Early on, people came to conferences in suits and ties and dresses and heels—business attire. I hated packing suits and wearing a tie, so at one conference I asked the audience who among them would favor a business casual dress code, which was just becoming a thing at the time. Almost everyone said yes. The next year, I joined a lunch table and people were having an animated discussion about fairly high-level business financial issues. A group of managers, I assumed—wrongly. They were a group of line employees from a few ESOP companies. Absent the dress distinctions of prior meetings, you couldn’t easily tell who did what. It was a lesson I would learn over and over—don’t make assumptions about employee-owners or what they are capable of doing. Good ideas can come from anywhere.

Then there was the extraordinary keynoter, Moose Mallard, formerly the chief pilot at Southwest Airlines. He got a standing ovation. Moose had been diagnosed with terminal cancer a few years before, but had beaten it till that point (he did sadly die a few years later). He said he approached his diagnosis with “rational optimism,” not underestimating the problem, but focusing as much as he could on what he could do now. Rational optimism, he said, was a good way to tackle just about any business issue as well.

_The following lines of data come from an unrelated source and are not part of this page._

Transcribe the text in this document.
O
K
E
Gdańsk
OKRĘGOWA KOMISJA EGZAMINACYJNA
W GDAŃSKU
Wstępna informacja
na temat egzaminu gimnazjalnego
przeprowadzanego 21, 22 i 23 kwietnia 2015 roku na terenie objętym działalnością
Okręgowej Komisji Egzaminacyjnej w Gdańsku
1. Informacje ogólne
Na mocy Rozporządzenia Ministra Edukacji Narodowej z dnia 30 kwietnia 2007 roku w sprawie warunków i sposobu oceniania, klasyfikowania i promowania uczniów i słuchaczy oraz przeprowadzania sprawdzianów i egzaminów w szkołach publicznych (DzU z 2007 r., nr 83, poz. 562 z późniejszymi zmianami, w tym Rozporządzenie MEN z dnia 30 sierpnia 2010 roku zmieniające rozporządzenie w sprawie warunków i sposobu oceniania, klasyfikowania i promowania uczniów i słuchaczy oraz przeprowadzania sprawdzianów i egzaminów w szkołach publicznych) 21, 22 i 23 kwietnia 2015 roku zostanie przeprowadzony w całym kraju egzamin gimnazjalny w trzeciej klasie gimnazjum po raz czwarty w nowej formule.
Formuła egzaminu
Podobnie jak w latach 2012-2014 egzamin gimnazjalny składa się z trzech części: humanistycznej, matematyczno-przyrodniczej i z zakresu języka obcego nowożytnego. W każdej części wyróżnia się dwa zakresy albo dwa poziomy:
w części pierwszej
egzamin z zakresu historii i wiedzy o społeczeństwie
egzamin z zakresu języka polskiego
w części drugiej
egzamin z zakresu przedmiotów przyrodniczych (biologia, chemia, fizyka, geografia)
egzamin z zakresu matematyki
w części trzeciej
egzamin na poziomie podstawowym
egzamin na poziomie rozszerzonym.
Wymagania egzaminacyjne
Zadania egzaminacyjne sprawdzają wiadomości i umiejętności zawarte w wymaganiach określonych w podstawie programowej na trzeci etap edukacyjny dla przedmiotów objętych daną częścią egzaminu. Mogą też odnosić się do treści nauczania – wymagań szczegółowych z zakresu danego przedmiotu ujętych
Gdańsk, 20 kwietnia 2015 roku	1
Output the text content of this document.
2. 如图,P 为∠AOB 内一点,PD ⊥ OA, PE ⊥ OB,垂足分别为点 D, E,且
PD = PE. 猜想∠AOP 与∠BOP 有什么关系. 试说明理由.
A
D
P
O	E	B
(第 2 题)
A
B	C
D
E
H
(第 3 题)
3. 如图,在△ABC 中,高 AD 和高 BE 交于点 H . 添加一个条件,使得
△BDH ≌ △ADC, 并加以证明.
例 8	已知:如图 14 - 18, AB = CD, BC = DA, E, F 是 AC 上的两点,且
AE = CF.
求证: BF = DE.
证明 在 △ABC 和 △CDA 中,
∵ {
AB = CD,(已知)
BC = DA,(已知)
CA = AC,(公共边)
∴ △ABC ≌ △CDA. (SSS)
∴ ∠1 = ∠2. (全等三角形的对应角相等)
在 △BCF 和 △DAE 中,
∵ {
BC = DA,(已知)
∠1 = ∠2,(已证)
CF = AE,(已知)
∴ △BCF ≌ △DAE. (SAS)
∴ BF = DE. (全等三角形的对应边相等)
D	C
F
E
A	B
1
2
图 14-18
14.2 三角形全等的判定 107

Another keynoter, Dean Schroeder, explained why small ideas matter, and how they can ultimately lead to big ones too. As he said in his book with Alan Robinson, Ideas Are Free, the best companies are the ones that generate lots and lots of small ideas.

But the best lesson of all has always been the importance of community. The conference is about a lot more than learning. It is about recommitting to a set of shared values, friendships, and goals. I can’t wait to do it again.